A certified copy of the findings of fact in the disciplinary proceeding in the original jurisdiction constitutes conclusive evidence for us that the respondent committed the misconduct, provided that he was afforded due process of law. (Cf. ABA/BNA Lawyers' Manual on Professional Conduct [1996], Rule 22[E], Model Rules for Lawyer Disciplinary Enforcement at 1:622; and Standard 2.9, Standards for Imposing Lawyer Sanctions at 1:814.) The record before us indicates that respondent was afforded an opportunity for a hearing in California, and it is apparent that he was provided procedural due process in that state. We therefore find that the facts which underlay the action of the California Supreme Court have been established.
When a respondent has received a sanction in another state, Gov.Bar R. V(11)(F)(4)(b) provides that the burden is on respondent to show by clear and convincing evidence that "the misconduct established warrants substantially different discipline in Ohio." When a respondent fails to reply to our show cause order, we have imposed discipline comparable to that imposed by the other state. Disciplinary Counsel v. Cochrane (1994), 71 Ohio St.3d 97, 642 N.E.2d 343. Respondent, therefore, is subject to a minimum sanction of suspension for ninety days.

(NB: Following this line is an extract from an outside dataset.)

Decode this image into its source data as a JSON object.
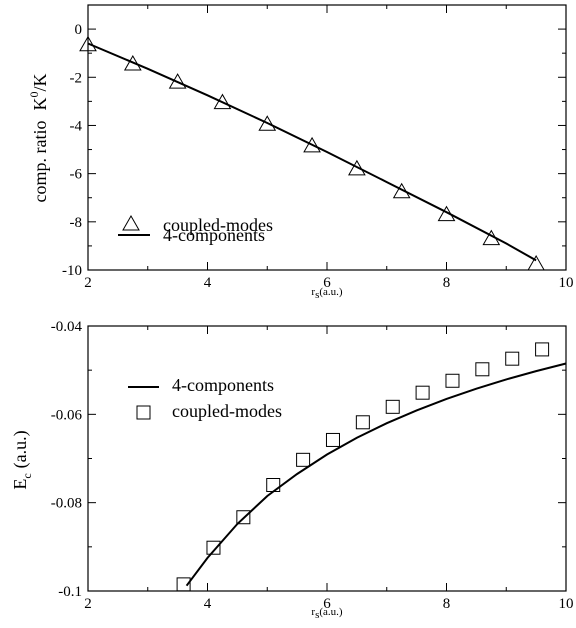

However, by not informing Disciplinary Counsel of either his private "reproval" or his ninety-day suspension in California, respondent violated Gov.Bar R. V(11)(F)(1) (a disciplinary order in another jurisdiction must be reported to Disciplinary Counsel within thirty days). In such a situation, Gov.Bar R. V(11)(F)(6) provides that we may enhance the sanction imposed in the other state. Accordingly, respondent is hereby suspended from the practice of law in Ohio for six months. Costs taxed to respondent.
Judgment accordingly.
MOYER, C.J., DOUGLAS, RESNICK, F.E. SWEENEY, PFEIFER, COOK and LUNDBERG STRATTON, JJ., concur.